The outdoor use of metaldehyde is set to be banned in Britain from the end of March 2022, the government has announced.
Metaldehyde, a pesticide used to control slugs on farms, will be phased in order to 'better protect wildlife and the environment', Defra farming minister Victoria Prentis said.
The decision takes into account advice from the UK Expert Committee on Pesticides (ECP) and the Health and Safety Executive (HSE) about the risks that metaldehyde poses to birds and mammals.
Metaldehyde will be phased out by 31 March 2022 to give growers time to switch to alternative slug control measures, Defra added.
It will be legal for manufacturers to supply metaldehyde products until 31 March 2021.
Onward sale by distributors and use of the products will then still be allowed for a further 12 months until 31 March 2022.
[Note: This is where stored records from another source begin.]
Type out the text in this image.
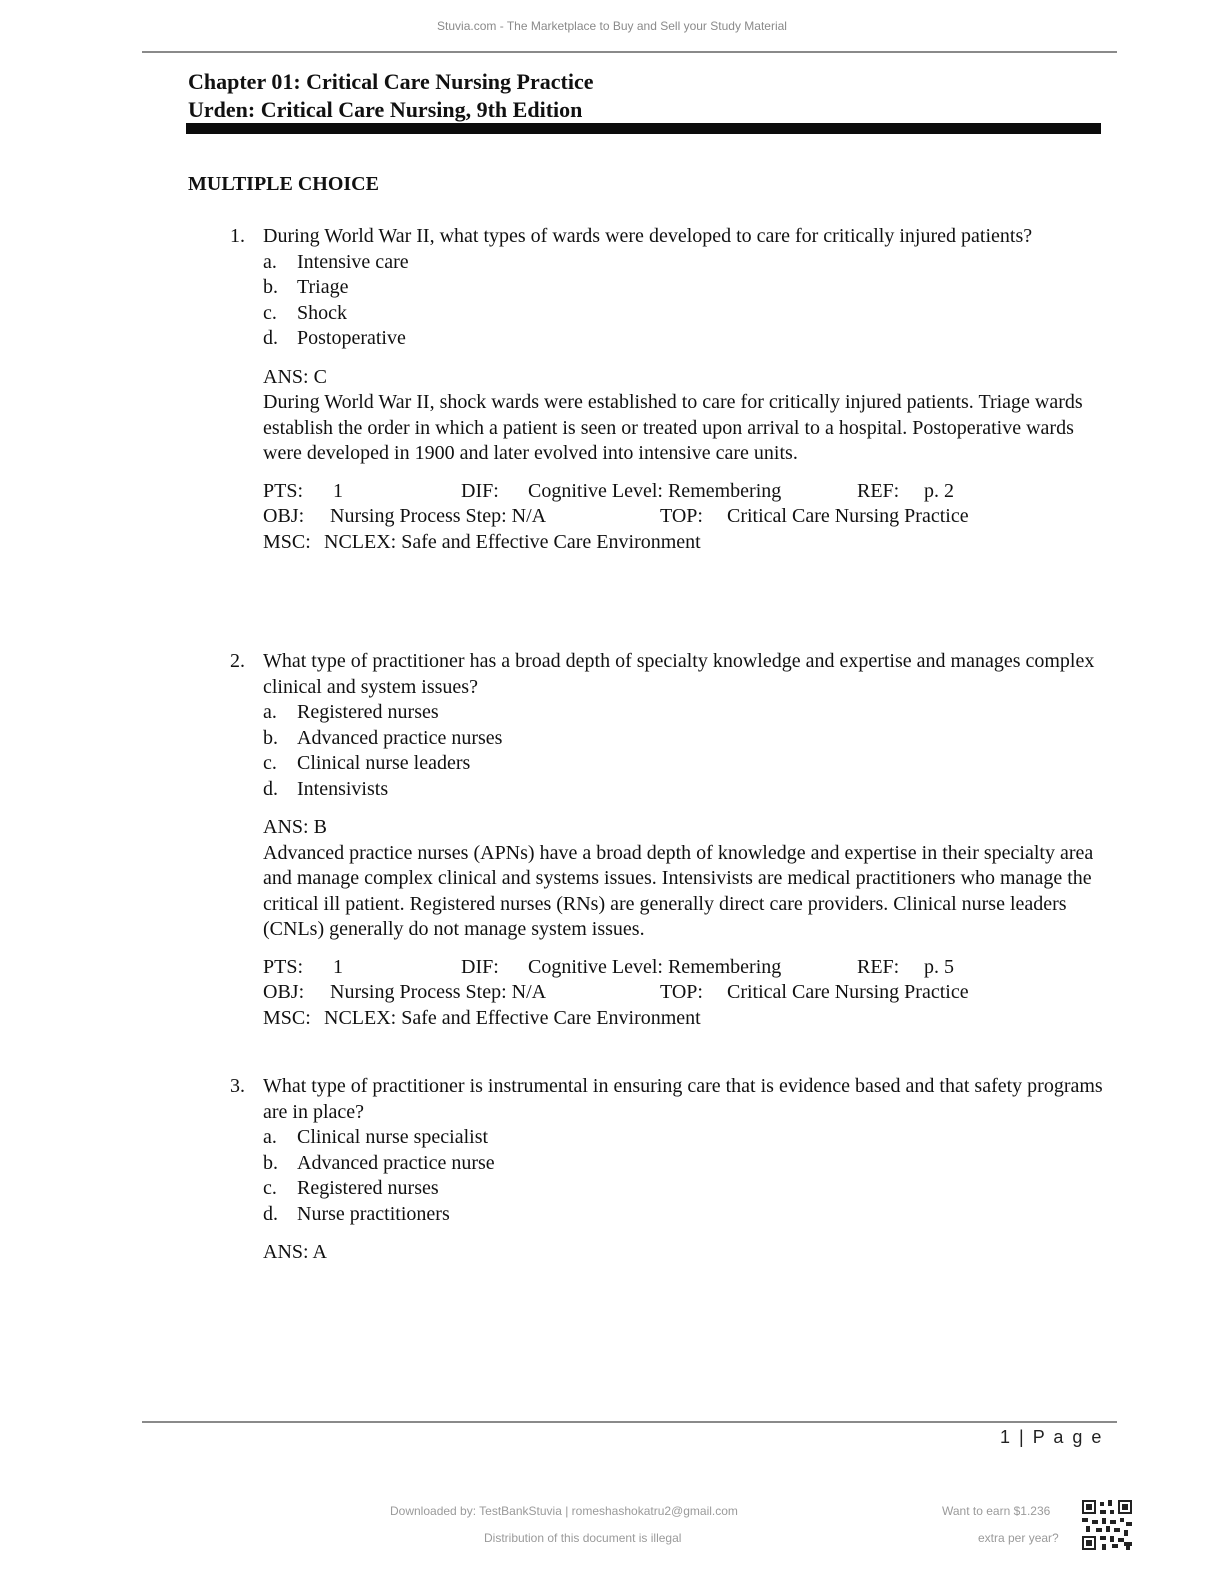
Stuvia.com - The Marketplace to Buy and Sell your Study Material
Chapter 01: Critical Care Nursing Practice
Urden: Critical Care Nursing, 9th Edition
MULTIPLE CHOICE
1. During World War II, what types of wards were developed to care for critically injured patients?
a. Intensive care
b. Triage
c. Shock
d. Postoperative
ANS: C
During World War II, shock wards were established to care for critically injured patients. Triage wards establish the order in which a patient is seen or treated upon arrival to a hospital. Postoperative wards were developed in 1900 and later evolved into intensive care units.
PTS: 1	DIF: Cognitive Level: Remembering	REF: p. 2
OBJ: Nursing Process Step: N/A	TOP: Critical Care Nursing Practice
MSC: NCLEX: Safe and Effective Care Environment
2. What type of practitioner has a broad depth of specialty knowledge and expertise and manages complex clinical and system issues?
a. Registered nurses
b. Advanced practice nurses
c. Clinical nurse leaders
d. Intensivists
ANS: B
Advanced practice nurses (APNs) have a broad depth of knowledge and expertise in their specialty area and manage complex clinical and systems issues. Intensivists are medical practitioners who manage the critical ill patient. Registered nurses (RNs) are generally direct care providers. Clinical nurse leaders (CNLs) generally do not manage system issues.
PTS: 1	DIF: Cognitive Level: Remembering	REF: p. 5
OBJ: Nursing Process Step: N/A	TOP: Critical Care Nursing Practice
MSC: NCLEX: Safe and Effective Care Environment
3. What type of practitioner is instrumental in ensuring care that is evidence based and that safety programs are in place?
a. Clinical nurse specialist
b. Advanced practice nurse
c. Registered nurses
d. Nurse practitioners
ANS: A
1 | P a g e
Downloaded by: TestBankStuvia | romeshashokatru2@gmail.com
Distribution of this document is illegal
Want to earn $1.236
extra per year?
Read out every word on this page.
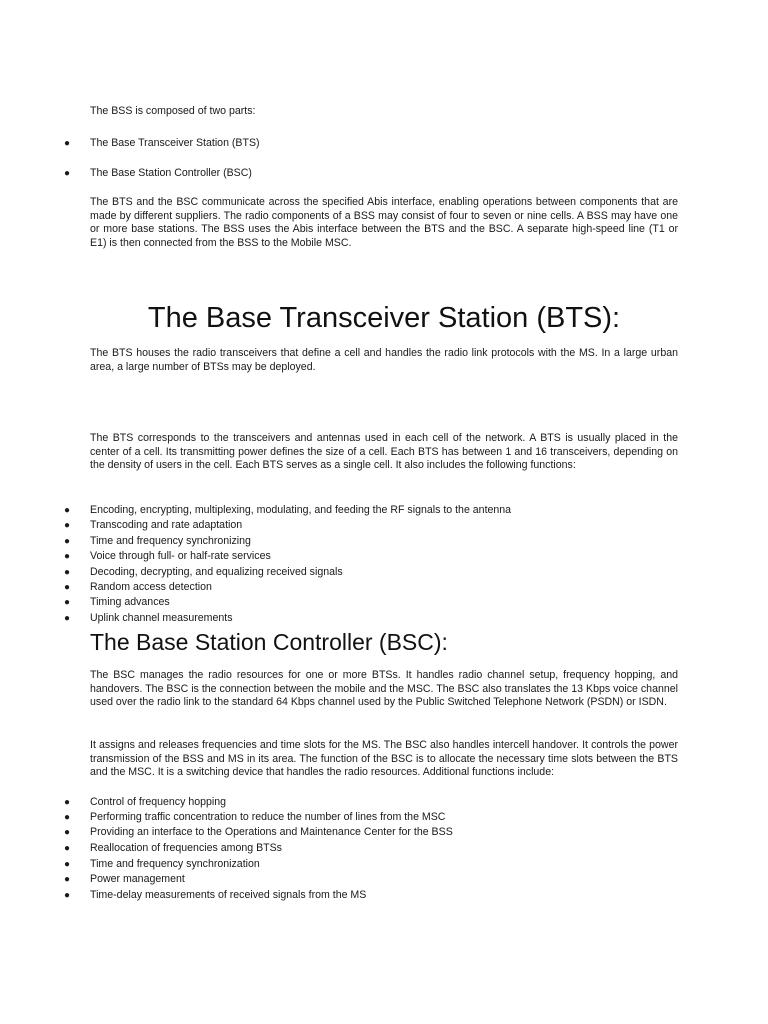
The BSS is composed of two parts:

● The Base Transceiver Station (BTS)
● The Base Station Controller (BSC)

The BTS and the BSC communicate across the specified Abis interface, enabling operations between components that are made by different suppliers. The radio components of a BSS may consist of four to seven or nine cells. A BSS may have one or more base stations. The BSS uses the Abis interface between the BTS and the BSC. A separate high-speed line (T1 or E1) is then connected from the BSS to the Mobile MSC.

The Base Transceiver Station (BTS):

The BTS houses the radio transceivers that define a cell and handles the radio link protocols with the MS. In a large urban area, a large number of BTSs may be deployed.

The BTS corresponds to the transceivers and antennas used in each cell of the network. A BTS is usually placed in the center of a cell. Its transmitting power defines the size of a cell. Each BTS has between 1 and 16 transceivers, depending on the density of users in the cell. Each BTS serves as a single cell. It also includes the following functions:

● Encoding, encrypting, multiplexing, modulating, and feeding the RF signals to the antenna
● Transcoding and rate adaptation
● Time and frequency synchronizing
● Voice through full- or half-rate services
● Decoding, decrypting, and equalizing received signals
● Random access detection
● Timing advances
● Uplink channel measurements
The Base Station Controller (BSC):

The BSC manages the radio resources for one or more BTSs. It handles radio channel setup, frequency hopping, and handovers. The BSC is the connection between the mobile and the MSC. The BSC also translates the 13 Kbps voice channel used over the radio link to the standard 64 Kbps channel used by the Public Switched Telephone Network (PSDN) or ISDN.

It assigns and releases frequencies and time slots for the MS. The BSC also handles intercell handover. It controls the power transmission of the BSS and MS in its area. The function of the BSC is to allocate the necessary time slots between the BTS and the MSC. It is a switching device that handles the radio resources. Additional functions include:

● Control of frequency hopping
● Performing traffic concentration to reduce the number of lines from the MSC
● Providing an interface to the Operations and Maintenance Center for the BSS
● Reallocation of frequencies among BTSs
● Time and frequency synchronization
● Power management
● Time-delay measurements of received signals from the MS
Unchecked, slugs can significantly damage crops such as cereals, potatoes, brassicas and oilseed rape.
Without metaldehyde, protection products to tackle slugs are narrowed down to ferric-based ones.
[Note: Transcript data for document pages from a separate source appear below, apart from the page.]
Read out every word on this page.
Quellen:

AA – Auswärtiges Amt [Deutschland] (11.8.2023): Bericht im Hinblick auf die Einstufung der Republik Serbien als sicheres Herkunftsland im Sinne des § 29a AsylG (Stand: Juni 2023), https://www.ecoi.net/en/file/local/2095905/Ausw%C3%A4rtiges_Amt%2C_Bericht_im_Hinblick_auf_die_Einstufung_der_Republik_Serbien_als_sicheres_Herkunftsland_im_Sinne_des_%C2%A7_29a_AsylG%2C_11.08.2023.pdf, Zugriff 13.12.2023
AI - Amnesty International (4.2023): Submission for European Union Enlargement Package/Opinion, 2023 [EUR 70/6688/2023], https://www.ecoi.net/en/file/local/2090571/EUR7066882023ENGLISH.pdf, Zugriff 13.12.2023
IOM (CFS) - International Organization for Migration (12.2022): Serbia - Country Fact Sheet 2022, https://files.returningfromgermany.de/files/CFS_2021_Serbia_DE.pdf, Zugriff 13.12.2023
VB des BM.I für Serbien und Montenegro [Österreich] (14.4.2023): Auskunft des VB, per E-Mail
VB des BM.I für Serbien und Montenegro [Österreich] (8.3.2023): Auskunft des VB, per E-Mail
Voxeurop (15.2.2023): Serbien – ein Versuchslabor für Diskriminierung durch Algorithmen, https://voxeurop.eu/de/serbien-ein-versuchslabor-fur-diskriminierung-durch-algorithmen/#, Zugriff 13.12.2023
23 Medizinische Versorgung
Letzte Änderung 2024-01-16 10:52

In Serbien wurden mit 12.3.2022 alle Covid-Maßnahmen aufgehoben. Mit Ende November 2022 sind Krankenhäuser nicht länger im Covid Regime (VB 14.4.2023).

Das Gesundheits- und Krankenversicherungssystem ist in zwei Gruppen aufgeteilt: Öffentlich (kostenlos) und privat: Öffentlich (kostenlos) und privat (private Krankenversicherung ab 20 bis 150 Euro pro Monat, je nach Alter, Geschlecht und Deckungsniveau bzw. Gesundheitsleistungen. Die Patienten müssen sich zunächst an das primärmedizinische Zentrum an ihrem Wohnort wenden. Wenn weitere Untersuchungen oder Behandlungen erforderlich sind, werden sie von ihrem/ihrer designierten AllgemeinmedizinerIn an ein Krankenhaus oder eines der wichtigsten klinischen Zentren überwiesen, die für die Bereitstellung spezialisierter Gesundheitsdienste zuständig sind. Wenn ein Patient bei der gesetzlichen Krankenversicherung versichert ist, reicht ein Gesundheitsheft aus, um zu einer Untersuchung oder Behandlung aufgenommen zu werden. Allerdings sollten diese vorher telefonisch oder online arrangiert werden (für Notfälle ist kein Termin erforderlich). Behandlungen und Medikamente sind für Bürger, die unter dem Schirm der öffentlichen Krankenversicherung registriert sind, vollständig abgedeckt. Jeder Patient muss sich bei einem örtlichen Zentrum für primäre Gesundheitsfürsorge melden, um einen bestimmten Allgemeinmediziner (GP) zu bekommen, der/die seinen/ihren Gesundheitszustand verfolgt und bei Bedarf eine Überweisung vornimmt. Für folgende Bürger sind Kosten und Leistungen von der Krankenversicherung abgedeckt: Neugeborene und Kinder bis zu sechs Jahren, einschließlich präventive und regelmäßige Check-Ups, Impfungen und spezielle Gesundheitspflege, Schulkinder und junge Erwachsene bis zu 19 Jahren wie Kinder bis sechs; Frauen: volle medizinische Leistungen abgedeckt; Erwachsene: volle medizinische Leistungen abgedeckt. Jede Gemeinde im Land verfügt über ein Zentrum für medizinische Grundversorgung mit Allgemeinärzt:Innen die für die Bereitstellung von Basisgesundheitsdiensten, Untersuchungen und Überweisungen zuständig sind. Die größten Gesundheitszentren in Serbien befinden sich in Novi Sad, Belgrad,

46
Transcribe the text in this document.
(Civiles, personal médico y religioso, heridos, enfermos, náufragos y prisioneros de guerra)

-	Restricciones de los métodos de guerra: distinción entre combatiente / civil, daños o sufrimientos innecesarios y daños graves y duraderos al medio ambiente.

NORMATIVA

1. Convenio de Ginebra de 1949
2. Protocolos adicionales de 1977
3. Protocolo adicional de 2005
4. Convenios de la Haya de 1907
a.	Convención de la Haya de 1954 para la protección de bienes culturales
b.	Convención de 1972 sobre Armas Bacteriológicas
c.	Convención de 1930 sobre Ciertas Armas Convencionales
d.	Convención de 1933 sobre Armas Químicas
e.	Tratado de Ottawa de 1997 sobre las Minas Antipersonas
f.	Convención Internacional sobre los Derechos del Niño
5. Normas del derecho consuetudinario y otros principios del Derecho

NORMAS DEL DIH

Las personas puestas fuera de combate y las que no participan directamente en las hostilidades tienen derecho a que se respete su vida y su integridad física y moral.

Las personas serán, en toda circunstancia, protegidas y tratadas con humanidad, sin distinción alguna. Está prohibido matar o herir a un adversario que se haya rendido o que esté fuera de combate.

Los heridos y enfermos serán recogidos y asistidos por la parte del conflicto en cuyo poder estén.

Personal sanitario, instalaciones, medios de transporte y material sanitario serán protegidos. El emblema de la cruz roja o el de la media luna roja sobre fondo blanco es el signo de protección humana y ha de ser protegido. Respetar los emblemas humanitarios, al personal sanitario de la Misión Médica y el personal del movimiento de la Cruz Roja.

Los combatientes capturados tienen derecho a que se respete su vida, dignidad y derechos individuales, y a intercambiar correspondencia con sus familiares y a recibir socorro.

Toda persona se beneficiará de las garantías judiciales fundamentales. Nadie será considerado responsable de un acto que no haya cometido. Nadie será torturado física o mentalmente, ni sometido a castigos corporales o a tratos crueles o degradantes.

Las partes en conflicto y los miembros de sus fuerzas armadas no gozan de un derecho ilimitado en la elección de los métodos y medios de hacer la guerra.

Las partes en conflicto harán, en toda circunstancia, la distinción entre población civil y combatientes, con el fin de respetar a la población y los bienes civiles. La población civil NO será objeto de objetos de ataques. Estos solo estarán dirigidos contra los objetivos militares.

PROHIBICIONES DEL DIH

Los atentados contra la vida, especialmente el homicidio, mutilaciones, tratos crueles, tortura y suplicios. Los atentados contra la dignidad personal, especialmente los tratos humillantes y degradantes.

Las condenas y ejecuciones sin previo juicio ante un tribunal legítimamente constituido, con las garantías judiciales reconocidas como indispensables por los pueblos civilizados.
Farming groups have raised concerns that ferric-based alternatives are not as effective as metaldehyde.
But Ms Prentis said the scientific evidence was 'clear' - that the risks of metaldehyde to the environment and to wildlife were 'too great'.
Her department said the decisions on the use of pesticides were based on 'careful scientific assessment' of the risks.
“The government is committed to building back greener from coronavirus and the restrictions on the use of metaldehyde are another step towards building a cleaner and greener country for the next generation,” she said.
In 2018, then-Defra Secretary Michael Gove was the first to announce a metaldehyde slug pellet ban, but this decision was overturned following a legal challenge.